Elder Financial Abuse and Exploitation
In October 2000, the Attorney General launched Project SAFE (Stop Adult Financial Exploitation), a public-private partnership which provides for the training of personnel in financial institutions to detect and report cases of financial exploitation. (1) The Maryland legislature also passed a law more than a decade ago that allowed financial institutions to voluntarily report elder financial abuse without violating bank privacy laws.
Maryland banks and credit unions are likely to be among the first to notice that an elderly customer is being financially exploited by a con artist or an unscrupulous relative. So it would make sense that these institutions would take part in an effort to protect older Marylanders from being ripped off. Thanks to a new state law, they will.
The new law makes reporting elder financial abuse mandatory. Hopefully it will prompt financial institutions to pay closer attention to the problem. See this link to read the House Bill that became the new law- http://mlis.state.md.us/2012rs/bills/hb/hb1257t.pdf
Starting in October of 2012, banks and credit unions that conduct business in Maryland will be required to report suspected financial exploitation of Marylanders age 65 and up. They must convey their suspicions within 24 hours by telephone to Adult Protective Services — part of the State’s Department of Human Resources — or law enforcement and must follow up in writing. Financial institutions that fail to do so will face a penalty of as much as $5,000.

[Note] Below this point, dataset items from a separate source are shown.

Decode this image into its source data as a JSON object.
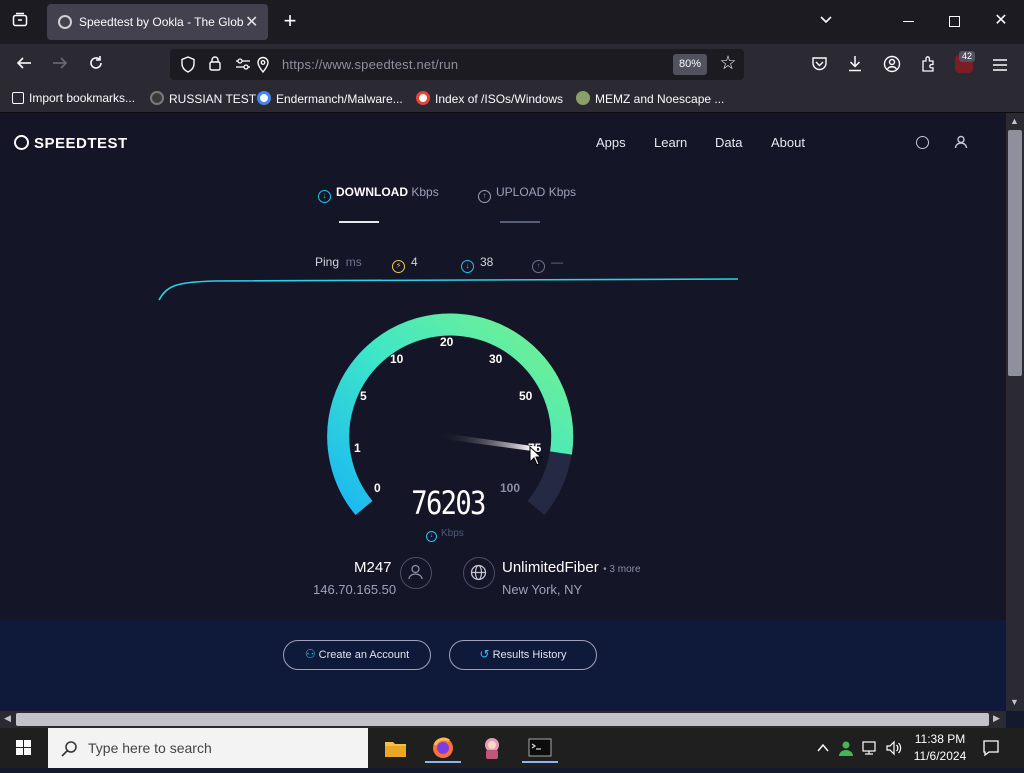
{
  "browser": {
    "tab_title": "Speedtest by Ookla - The Global Broadband Speed Test",
    "tab_close": "✕",
    "new_tab": "+",
    "url": "https://www.speedtest.net/run",
    "zoom": "80%",
    "badge_count": "42",
    "bookmarks": [
      {
        "label": "Import bookmarks...",
        "icon": "import-icon"
      },
      {
        "label": "RUSSIAN TEST",
        "icon": "github-icon"
      },
      {
        "label": "Endermanch/Malware...",
        "icon": "google-icon"
      },
      {
        "label": "Index of /ISOs/Windows",
        "icon": "google-icon"
      },
      {
        "label": "MEMZ and Noescape ...",
        "icon": "site-icon"
      }
    ]
  },
  "site": {
    "logo": "SPEEDTEST",
    "nav": [
      "Apps",
      "Learn",
      "Data",
      "About"
    ],
    "download_label": "DOWNLOAD",
    "download_unit": "Kbps",
    "upload_label": "UPLOAD",
    "upload_unit": "Kbps",
    "ping_label": "Ping",
    "ping_unit": "ms",
    "ping_idle": "4",
    "ping_download": "38",
    "ping_upload": "—",
    "gauge_ticks": [
      "0",
      "1",
      "5",
      "10",
      "20",
      "30",
      "50",
      "75",
      "100"
    ],
    "gauge_value": "76203",
    "gauge_unit": "Kbps",
    "server_name": "M247",
    "server_ip": "146.70.165.50",
    "isp_name": "UnlimitedFiber",
    "isp_more": "• 3 more",
    "isp_location": "New York, NY",
    "create_account": "Create an Account",
    "results_history": "Results History",
    "accent_download": "#1fc5f5",
    "accent_green": "#69f08e"
  },
  "taskbar": {
    "search_placeholder": "Type here to search",
    "time": "11:38 PM",
    "date": "11/6/2024"
  }
}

Elder financial exploitation is not only a state problem, but a national problem as well. It is also an expensive problem that is continues to grow. Older adults are often more vulnerable to this type of fraud because isolated circumstances where there is no one looking out for them, or in poor health and less likely to scrutinize financial transactions as they once did.
What is Financial Exploitation?
Exploitation means any action which involves the misuse of a vulnerable adult’s funds, property, or person. This is mostly thought of as financial exploitation and encompasses a broad range of conduct. Financial exploitation may involve unusual banking activity, suspicious signatures on checks, changes to legal documents, missing assets or funds, excessive fees for rent or caregiver services, and person-to-person, mail, or telephone fraud scams. Exploitation covers situations where an elder is coerced into giving consent or is unable to give consent due to a state of mental or physical incapacity. (2)
Strangers perpetrated slightly more than half of the reported cases of elder financial abuse and exploitation, while family, friends and neighbors were the culprits about one-third of the time. But banking officials and aging experts in Maryland say perpetrators tend to be relatives and caregivers.